I veri problemi del romanzo cominciano quando entrano in scena gli alieni: l'autore vuole darcene il punto di vista diretto, e questi parlano, ragionano e si comportano esattamente come noi. Se escludiamo le tre stelle (i tre corpi appunto) che compromettono il loro pianeta natale, il sistema politico alieno e l'oppressione che lo caratterizza suonano fin troppo familiari. È una razza belligerante, lo dice il trisolariano che, violando le regole, invia un messaggio ai terrestri per avvisarli del pericolo che corrono: si autodefinisce un pacifista. Di fronte alle scene in cui le creature pianificano l'invasione sembra di passare di colpo da Contact a un cartone della Disney (e neanche uno di quelli belli).
Qualche dubbio lo solleva anche la parte in cui Ye risponde al messaggio ergendosi a giudice (a Dio, in effetti) dell'umanità intera, e decidendo per una "soluzione finale": il futuro sarà dei trisolariani anziché dei terrestri. Per quanto pessimista e ferito dal proprio passato, una singola persona non compierebbe una scelta del genere in modo impulsivo e senza rimpianto, per giunta di fronte a un segnale di pericolo così palese da cui trapelano le stesse, umane "negatività" che lei è pronta a condannare.

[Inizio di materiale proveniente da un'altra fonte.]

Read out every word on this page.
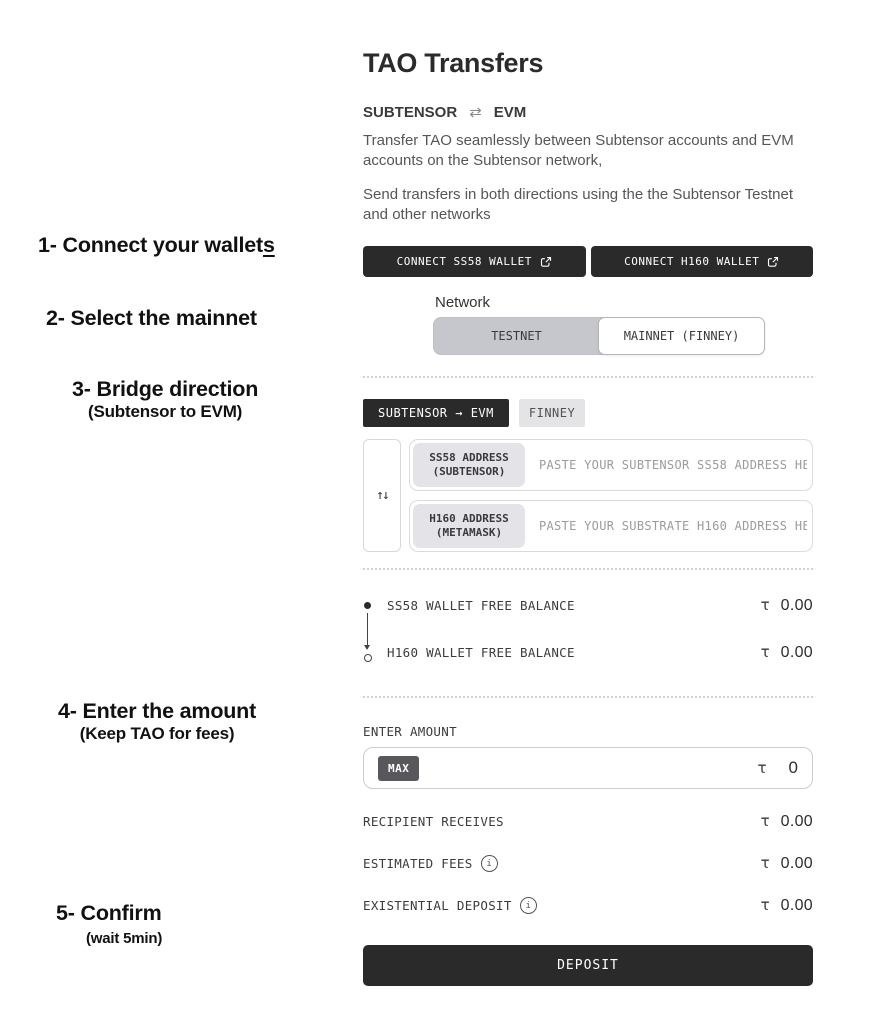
1- Connect your wallets
2- Select the mainnet
3- Bridge direction
(Subtensor to EVM)
4- Enter the amount
(Keep TAO for fees)
5- Confirm
(wait 5min)
TAO Transfers
SUBTENSOR ⇄ EVM
Transfer TAO seamlessly between Subtensor accounts and EVM accounts on the Subtensor network,
Send transfers in both directions using the the Subtensor Testnet and other networks
CONNECT SS58 WALLET	CONNECT H160 WALLET
Network
TESTNET	MAINNET (FINNEY)
SUBTENSOR → EVM	FINNEY
↑↓
SS58 ADDRESS
(SUBTENSOR)
PASTE YOUR SUBTENSOR SS58 ADDRESS HERE
H160 ADDRESS
(METAMASK)
PASTE YOUR SUBSTRATE H160 ADDRESS HERE
SS58 WALLET FREE BALANCE	τ 0.00
H160 WALLET FREE BALANCE	τ 0.00
ENTER AMOUNT
MAX	τ 0
RECIPIENT RECEIVES	τ 0.00
ESTIMATED FEES	i	τ 0.00
EXISTENTIAL DEPOSIT	i	τ 0.00
DEPOSIT
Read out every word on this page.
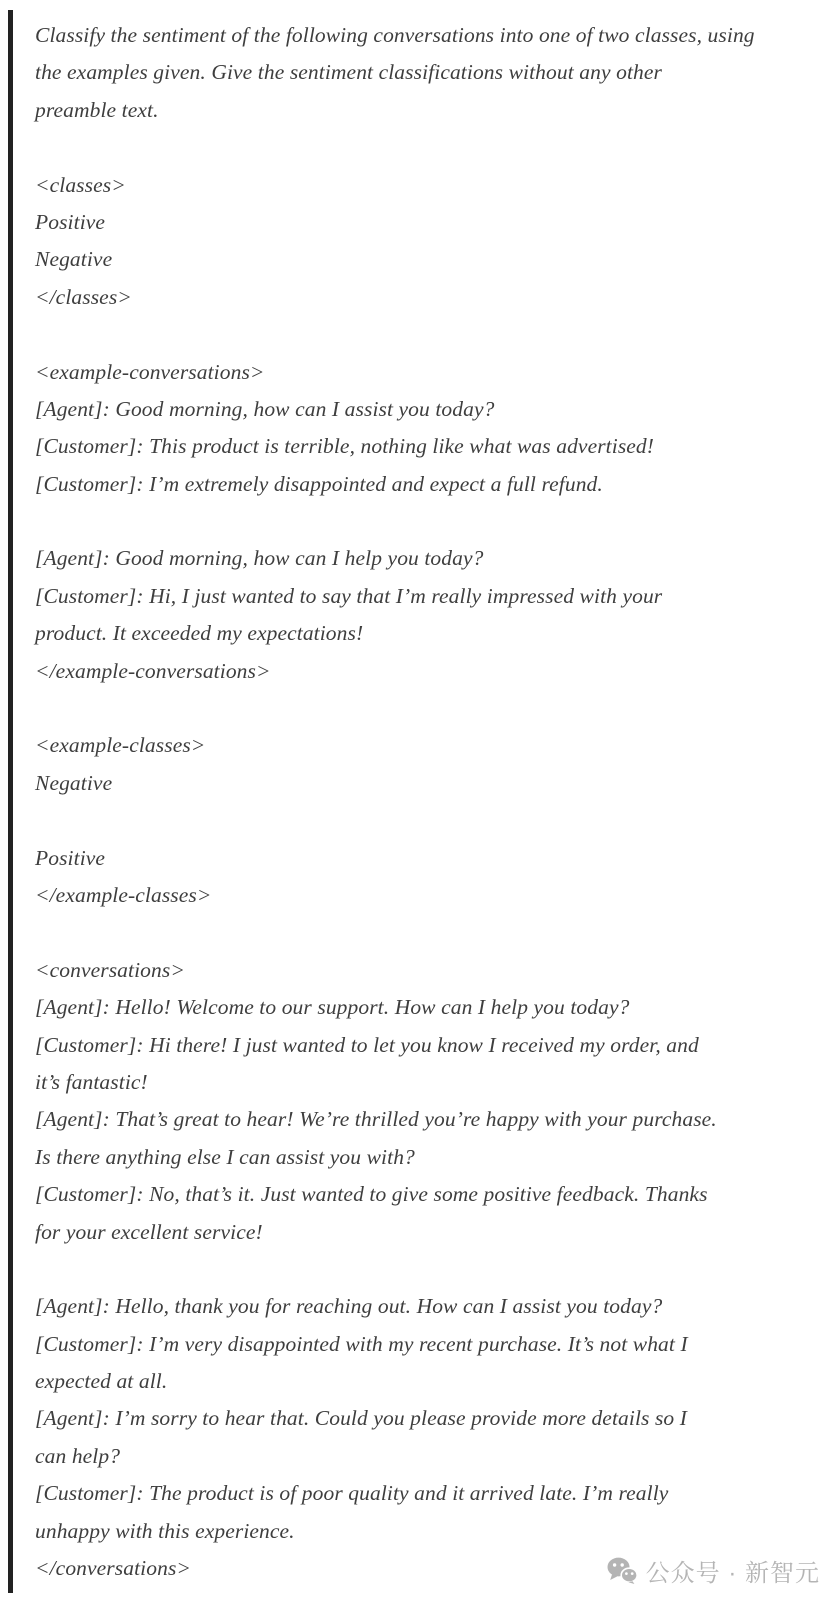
Classify the sentiment of the following conversations into one of two classes, using
the examples given. Give the sentiment classifications without any other
preamble text.

<classes>
Positive
Negative
</classes>

<example-conversations>
[Agent]: Good morning, how can I assist you today?
[Customer]: This product is terrible, nothing like what was advertised!
[Customer]: I’m extremely disappointed and expect a full refund.

[Agent]: Good morning, how can I help you today?
[Customer]: Hi, I just wanted to say that I’m really impressed with your
product. It exceeded my expectations!
</example-conversations>

<example-classes>
Negative

Positive
</example-classes>

<conversations>
[Agent]: Hello! Welcome to our support. How can I help you today?
[Customer]: Hi there! I just wanted to let you know I received my order, and
it’s fantastic!
[Agent]: That’s great to hear! We’re thrilled you’re happy with your purchase.
Is there anything else I can assist you with?
[Customer]: No, that’s it. Just wanted to give some positive feedback. Thanks
for your excellent service!

[Agent]: Hello, thank you for reaching out. How can I assist you today?
[Customer]: I’m very disappointed with my recent purchase. It’s not what I
expected at all.
[Agent]: I’m sorry to hear that. Could you please provide more details so I
can help?
[Customer]: The product is of poor quality and it arrived late. I’m really
unhappy with this experience.
</conversations>	公众号 · 新智元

Dopo essere stati catturati dalle premesse, si deve fare un certo sforzo per accettare risoluzioni di questo tipo. Nella narrativa fantastica, dove tutto è invenzione, di solito l'ammiccare tra scrittore e lettore è reciproco: è il tacito accordo che rende possibile l'accettazione della bugia. Nell'ultima parte, Liu pare strizzare gli occhi compulsivamente, mentre quelli del lettore, all'opposto, restano sbarrati di incredulità. Non è detto che questo valga per tutti, ma personalmente ne ho sofferto.
C'è un altro aspetto che mi ha lasciato perplesso: la scrittura. Premetto che non ho idea di cosa possa comportare una traduzione dal cinese (ignoro se il testo nell'edizione italiana sia stato tradotto dal cinese o dall'inglese), né in quale misura il traduttore abbia pesato sulla forma. Ciò detto, Il problema dei tre corpi è pieno di passaggi che riassumono cose già accadute anziché mostrare azioni in corso, prediligendo strutture descrittive, peraltro poco snelle, anziché scene in svolgimento, fluide e visive (una regola semplicissima della buona scrittura). La pagina che riporto qui sotto a titolo di esempio (una scelta a caso) non la trovereste in un romanzo di Crichton o di King: pochi paragrafi infarciti di indicazioni temporali inutili e ripetitive ("quando", "finalmente", "dopo che", "dopo parecchio tempo", "quando infine", "alla fine", "un tempo"...). Va detto che alla gran parte dei lettori non risulterà sgradevole (forse alcuni neanche ci faranno caso), ma uno stile del genere invecchia il romanzo e ne penalizza la resa.


Liu chiude le vicende solo in parte, essendo questo il primo episodio di una trilogia. In La materia del cosmo e Nella quarta dimensione dovrebbe assumere maggior rilevanza un elemento molto interessante della trama, qui solo accennato: il sofone, la particella grazie alla quale i Trisolariani possono controllarci anche prima di invaderci. Le idee affascinanti non mancano, nonostante qualche boccone difficile da deglutire. Forse in futuro riprenderò la saga... La curiosità uccide il gatto, si sa.